11 oct 2015

María y Emil.

En algún lugar, hoy, Maria y Emil se ponen la ropa después de hacer el amor de buena mañana. Él se ha levantado antes para ir a asearse, ella le sigue después pero va primero a hacer el desayuno. Le gusta esa casi desnudez que se le queda en el cuerpo y el tener el alma en carne viva después de gemir el nombre de Emil.

Sale humo de la habitación; Emil ya vestido se ha encendido el primer pitillo del día y va al encuentro de Maria en la cocina, le besa y murmura gracias cogiendo su taza de té. Desayunan en silencio para no perturbar a la mañana, a los pájaros que cantan en las ramas que pronto invadirán la casa por las ventanas.  Cuando acaban recogen al unísono, con la única prisa de quitarle trabajo al otro. Las mañana de rutina tienen un sabor especial, ni dulce, ni mucho menos amargo; es más como pan recién sacado del horno: caliente, confortable, sabroso; un aliciente suficiente como para soportar lo demás.

Maria en el baño canturrea mientras el agua le baja por la espalda; después, mientras se hace trenzas en el pelo mira de reojo la luz que entra por la ventana tras de ella. No sabe como lo hace la luz para estar siempre tan bonita. Piensa que a la vuelta del trabajo pasará por los puestos y comprará flores. Quizá hasta se prenda un par del pelo.
Y sonríe. Esa suerte tiene Maria, que desde hace un tiempo sabe que no hay cosa más fácil que ser feliz si te sientes a gusto en tu propia piel.

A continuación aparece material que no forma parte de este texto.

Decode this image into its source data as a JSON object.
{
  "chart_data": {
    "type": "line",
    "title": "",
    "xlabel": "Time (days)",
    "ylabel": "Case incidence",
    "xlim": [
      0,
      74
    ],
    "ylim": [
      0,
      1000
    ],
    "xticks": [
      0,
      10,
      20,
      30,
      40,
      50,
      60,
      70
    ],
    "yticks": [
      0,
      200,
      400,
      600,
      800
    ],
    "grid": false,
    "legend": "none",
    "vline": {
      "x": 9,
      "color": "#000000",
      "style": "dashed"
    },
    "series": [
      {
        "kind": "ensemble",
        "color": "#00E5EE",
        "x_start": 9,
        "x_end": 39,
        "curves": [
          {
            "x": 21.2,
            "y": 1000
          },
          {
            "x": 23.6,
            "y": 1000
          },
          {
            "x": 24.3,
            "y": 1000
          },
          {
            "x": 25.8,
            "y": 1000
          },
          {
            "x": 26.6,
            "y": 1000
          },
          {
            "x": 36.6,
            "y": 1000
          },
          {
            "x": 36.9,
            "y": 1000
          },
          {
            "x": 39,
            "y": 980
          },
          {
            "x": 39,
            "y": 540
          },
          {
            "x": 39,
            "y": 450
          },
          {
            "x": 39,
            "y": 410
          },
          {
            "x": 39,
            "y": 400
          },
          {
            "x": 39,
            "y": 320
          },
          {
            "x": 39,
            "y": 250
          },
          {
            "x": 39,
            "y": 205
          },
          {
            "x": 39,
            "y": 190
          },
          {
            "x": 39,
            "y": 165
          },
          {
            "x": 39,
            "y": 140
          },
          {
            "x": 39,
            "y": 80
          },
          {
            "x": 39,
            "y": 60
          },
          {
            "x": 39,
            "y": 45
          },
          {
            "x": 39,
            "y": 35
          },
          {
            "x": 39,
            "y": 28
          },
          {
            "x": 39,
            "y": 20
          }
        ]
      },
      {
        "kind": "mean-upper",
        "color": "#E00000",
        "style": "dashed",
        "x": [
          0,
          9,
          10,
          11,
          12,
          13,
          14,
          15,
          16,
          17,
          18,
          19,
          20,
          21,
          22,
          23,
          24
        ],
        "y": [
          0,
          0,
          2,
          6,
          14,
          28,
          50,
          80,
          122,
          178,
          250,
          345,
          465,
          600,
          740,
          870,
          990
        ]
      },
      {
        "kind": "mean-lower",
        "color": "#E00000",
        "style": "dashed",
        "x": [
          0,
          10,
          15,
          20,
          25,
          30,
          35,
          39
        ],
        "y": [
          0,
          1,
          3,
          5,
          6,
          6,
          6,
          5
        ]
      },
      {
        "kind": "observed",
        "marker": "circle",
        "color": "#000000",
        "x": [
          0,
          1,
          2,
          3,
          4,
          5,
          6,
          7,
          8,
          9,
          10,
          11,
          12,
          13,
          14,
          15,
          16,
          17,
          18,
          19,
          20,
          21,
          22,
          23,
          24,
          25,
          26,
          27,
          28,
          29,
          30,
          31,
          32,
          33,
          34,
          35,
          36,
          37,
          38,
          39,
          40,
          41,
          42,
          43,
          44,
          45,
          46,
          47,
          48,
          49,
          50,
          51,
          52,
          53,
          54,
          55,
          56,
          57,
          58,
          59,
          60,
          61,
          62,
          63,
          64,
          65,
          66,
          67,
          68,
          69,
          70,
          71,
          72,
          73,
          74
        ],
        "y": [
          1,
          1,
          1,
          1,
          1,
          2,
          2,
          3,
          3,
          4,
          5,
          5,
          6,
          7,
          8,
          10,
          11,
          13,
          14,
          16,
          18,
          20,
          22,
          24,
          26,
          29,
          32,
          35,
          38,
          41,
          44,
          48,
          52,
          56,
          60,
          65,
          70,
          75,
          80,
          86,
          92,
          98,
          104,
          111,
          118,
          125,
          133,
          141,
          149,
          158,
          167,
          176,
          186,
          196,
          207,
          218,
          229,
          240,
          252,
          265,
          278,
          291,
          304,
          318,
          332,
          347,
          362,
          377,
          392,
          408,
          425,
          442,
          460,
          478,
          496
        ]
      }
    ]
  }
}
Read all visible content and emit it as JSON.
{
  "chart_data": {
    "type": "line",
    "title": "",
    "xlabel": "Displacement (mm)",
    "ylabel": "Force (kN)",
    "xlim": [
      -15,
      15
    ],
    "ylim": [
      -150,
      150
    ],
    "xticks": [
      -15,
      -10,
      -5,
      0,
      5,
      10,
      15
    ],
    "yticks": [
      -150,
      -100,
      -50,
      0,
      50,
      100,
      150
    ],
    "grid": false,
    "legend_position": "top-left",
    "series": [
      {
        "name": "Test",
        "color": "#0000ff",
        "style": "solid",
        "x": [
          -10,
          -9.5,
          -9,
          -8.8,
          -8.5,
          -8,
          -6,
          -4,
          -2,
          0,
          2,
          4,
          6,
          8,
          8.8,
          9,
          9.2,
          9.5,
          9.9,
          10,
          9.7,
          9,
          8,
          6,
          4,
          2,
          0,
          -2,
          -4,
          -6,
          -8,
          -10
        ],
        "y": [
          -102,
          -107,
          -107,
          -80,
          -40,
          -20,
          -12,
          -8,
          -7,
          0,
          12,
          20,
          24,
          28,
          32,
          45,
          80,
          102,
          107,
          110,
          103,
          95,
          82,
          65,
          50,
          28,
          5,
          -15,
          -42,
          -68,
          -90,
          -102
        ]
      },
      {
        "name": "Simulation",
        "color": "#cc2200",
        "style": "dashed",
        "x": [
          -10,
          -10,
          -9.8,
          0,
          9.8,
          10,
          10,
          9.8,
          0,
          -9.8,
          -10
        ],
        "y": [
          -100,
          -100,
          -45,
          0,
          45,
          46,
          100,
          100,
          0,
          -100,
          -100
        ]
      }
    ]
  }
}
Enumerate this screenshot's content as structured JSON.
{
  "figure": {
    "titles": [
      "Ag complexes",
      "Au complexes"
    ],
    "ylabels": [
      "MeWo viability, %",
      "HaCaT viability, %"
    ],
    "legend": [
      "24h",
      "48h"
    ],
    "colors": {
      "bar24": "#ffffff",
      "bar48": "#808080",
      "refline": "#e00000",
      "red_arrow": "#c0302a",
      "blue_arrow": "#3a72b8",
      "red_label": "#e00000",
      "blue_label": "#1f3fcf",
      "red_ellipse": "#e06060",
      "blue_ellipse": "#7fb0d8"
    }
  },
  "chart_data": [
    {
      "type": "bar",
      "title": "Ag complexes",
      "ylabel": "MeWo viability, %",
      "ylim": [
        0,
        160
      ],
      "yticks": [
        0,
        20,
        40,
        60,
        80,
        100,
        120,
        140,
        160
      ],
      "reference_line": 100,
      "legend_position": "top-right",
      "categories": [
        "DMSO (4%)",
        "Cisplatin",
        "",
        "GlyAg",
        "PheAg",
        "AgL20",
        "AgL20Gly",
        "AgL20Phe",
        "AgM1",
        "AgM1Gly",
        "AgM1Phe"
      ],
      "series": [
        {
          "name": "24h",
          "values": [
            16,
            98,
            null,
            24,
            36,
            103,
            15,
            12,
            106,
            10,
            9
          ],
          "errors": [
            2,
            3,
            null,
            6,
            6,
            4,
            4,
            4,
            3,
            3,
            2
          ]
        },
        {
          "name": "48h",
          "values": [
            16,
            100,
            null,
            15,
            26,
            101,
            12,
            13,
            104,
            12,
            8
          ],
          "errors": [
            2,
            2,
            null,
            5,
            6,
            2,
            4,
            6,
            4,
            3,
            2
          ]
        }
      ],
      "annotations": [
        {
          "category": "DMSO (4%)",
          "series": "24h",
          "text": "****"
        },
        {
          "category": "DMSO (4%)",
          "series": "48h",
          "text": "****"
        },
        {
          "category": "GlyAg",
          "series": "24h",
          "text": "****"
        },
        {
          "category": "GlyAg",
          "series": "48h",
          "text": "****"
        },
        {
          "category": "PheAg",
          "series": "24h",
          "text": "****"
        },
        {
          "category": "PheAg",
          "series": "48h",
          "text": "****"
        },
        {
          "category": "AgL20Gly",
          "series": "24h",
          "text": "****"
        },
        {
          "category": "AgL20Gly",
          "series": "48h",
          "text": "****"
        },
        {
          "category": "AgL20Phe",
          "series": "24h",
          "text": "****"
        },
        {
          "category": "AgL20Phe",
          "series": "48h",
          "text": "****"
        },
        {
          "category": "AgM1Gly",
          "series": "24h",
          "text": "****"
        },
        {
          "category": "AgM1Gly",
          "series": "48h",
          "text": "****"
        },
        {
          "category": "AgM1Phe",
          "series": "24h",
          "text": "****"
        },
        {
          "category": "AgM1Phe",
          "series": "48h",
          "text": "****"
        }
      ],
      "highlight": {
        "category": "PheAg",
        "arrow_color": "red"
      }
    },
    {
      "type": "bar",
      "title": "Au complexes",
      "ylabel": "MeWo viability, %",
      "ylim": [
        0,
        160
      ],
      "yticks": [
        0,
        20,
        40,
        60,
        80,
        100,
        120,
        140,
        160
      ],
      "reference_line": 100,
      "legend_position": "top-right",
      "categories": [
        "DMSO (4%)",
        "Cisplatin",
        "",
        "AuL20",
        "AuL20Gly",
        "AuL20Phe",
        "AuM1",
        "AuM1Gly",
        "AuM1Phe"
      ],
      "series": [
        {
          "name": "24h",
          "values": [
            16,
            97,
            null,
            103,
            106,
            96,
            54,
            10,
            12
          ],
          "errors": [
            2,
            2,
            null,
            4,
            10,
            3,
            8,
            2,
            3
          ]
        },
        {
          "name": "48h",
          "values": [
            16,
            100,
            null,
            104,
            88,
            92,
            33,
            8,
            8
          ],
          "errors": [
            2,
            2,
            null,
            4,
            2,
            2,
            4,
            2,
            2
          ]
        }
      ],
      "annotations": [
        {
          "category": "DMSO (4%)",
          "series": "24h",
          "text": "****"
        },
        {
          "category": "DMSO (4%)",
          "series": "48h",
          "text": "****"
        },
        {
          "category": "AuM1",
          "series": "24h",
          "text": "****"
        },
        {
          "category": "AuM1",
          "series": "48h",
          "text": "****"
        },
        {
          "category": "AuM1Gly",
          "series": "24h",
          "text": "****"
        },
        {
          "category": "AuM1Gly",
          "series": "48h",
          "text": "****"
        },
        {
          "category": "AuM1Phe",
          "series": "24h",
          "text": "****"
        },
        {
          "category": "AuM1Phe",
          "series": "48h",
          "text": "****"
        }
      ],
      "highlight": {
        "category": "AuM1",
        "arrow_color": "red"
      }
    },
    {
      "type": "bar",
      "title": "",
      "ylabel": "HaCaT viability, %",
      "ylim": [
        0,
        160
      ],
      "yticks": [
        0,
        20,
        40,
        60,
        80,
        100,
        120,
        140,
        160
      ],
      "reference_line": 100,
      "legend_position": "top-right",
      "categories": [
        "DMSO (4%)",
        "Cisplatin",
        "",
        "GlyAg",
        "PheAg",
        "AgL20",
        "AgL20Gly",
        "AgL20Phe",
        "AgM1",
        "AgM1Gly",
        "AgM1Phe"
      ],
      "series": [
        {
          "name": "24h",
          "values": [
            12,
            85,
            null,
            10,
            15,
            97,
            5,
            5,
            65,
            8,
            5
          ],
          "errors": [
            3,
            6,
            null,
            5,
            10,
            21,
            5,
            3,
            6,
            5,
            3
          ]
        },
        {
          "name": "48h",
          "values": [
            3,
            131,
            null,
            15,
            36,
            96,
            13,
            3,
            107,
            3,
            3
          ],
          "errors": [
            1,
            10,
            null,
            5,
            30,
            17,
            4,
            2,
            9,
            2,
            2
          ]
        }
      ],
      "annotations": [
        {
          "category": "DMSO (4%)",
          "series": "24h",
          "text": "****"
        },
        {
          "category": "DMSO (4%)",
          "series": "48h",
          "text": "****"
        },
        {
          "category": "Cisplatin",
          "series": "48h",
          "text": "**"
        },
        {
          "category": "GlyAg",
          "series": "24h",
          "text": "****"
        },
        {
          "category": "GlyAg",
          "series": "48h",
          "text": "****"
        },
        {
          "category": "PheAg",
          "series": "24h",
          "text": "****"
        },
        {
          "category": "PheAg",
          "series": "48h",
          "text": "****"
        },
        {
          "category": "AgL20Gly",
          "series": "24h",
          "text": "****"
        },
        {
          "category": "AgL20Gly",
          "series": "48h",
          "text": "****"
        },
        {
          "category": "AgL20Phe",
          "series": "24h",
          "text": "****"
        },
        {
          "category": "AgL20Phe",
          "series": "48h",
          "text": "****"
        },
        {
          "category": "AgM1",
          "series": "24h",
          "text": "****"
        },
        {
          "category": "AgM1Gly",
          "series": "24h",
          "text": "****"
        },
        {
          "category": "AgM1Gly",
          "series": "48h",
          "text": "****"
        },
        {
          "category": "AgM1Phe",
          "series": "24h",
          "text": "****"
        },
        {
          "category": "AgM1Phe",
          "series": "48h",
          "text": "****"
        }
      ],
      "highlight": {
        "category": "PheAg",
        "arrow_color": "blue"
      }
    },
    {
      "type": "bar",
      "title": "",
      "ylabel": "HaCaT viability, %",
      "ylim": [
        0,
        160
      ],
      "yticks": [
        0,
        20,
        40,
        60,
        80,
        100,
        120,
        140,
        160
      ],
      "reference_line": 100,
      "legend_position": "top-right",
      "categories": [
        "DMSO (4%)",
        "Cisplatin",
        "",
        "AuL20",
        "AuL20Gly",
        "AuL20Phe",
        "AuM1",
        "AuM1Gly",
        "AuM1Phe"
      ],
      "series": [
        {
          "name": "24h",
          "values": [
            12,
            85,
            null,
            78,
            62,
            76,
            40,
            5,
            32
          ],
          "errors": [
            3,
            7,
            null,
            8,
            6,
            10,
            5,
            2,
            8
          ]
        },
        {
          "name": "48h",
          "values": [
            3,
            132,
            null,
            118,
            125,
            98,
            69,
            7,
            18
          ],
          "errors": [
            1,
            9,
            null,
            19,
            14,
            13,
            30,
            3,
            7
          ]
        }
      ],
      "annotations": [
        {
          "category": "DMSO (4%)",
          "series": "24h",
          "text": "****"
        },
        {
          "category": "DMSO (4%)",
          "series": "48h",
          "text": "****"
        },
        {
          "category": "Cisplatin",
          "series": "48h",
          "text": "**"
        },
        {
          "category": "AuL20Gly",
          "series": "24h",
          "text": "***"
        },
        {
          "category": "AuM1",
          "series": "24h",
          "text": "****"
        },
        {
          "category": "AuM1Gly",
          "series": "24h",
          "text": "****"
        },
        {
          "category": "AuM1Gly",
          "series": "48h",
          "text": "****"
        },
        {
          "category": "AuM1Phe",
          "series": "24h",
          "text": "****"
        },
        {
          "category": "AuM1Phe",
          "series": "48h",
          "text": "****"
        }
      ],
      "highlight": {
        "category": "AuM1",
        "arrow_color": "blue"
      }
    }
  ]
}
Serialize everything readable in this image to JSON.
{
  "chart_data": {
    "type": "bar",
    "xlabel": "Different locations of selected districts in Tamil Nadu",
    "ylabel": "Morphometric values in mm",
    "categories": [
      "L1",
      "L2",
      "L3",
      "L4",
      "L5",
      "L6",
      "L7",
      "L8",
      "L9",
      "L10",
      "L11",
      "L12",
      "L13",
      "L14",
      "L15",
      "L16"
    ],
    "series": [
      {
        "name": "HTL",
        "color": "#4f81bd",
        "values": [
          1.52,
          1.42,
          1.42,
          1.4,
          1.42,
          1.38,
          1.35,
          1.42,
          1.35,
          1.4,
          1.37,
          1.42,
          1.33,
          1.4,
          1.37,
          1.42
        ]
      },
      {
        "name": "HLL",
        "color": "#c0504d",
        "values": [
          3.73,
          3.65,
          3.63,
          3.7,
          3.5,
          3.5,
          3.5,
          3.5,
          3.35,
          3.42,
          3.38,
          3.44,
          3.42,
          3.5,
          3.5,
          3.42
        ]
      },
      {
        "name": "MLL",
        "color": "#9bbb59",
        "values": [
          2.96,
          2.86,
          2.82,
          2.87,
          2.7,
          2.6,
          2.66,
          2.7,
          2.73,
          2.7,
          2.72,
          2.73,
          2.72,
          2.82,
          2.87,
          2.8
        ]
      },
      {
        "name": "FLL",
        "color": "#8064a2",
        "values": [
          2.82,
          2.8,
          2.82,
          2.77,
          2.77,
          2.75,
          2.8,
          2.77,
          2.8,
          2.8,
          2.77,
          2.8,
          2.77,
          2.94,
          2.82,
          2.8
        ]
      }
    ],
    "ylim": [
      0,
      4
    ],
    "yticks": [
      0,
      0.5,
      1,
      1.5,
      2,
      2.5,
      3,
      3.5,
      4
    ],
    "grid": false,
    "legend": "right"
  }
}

Emil bosteza en algún lugar de la casa; ya ha conectado el equipo de música, aun no se ha acabado el pitillo, a él siempre le ha costado más tiempo despertarse aunque lo disimule mejor. No entra a trabajar hasta medio día pero María se va ya. Le despide en la puerta con un par de besos, zafándose de ella y convenciéndole de que tiene que ir al trabajo por muy bien que suene quedarse en casa. Ella sonríe y desaparece por las escaleras; probablemente a la noche traiga flores o quizás en el descanso de medio día. Ya la conoce. Él, probablemente, le haga la comida, aunque no la tenga lista cuando ella llegue porque se haya entretenido en cualquier canción o imagen, o se le haya enredado el tiempo en los dedos. Porque además ella no se enfadará. Se reirá y se lo echará en cara; esperará tranquila con una copa de vino a que termine de cocinar aunque se le esté acabando el tiempo del descanso. Y aunque después coman los dos con prisas para poder volver a sus respectivos puestos, ella siempre se demorará al probar por primera vez el plato y dirá que está "de muerte". Ya la conoce. Y por eso esa noche Maria lleva dos calas pequeñas prendidas al pelo.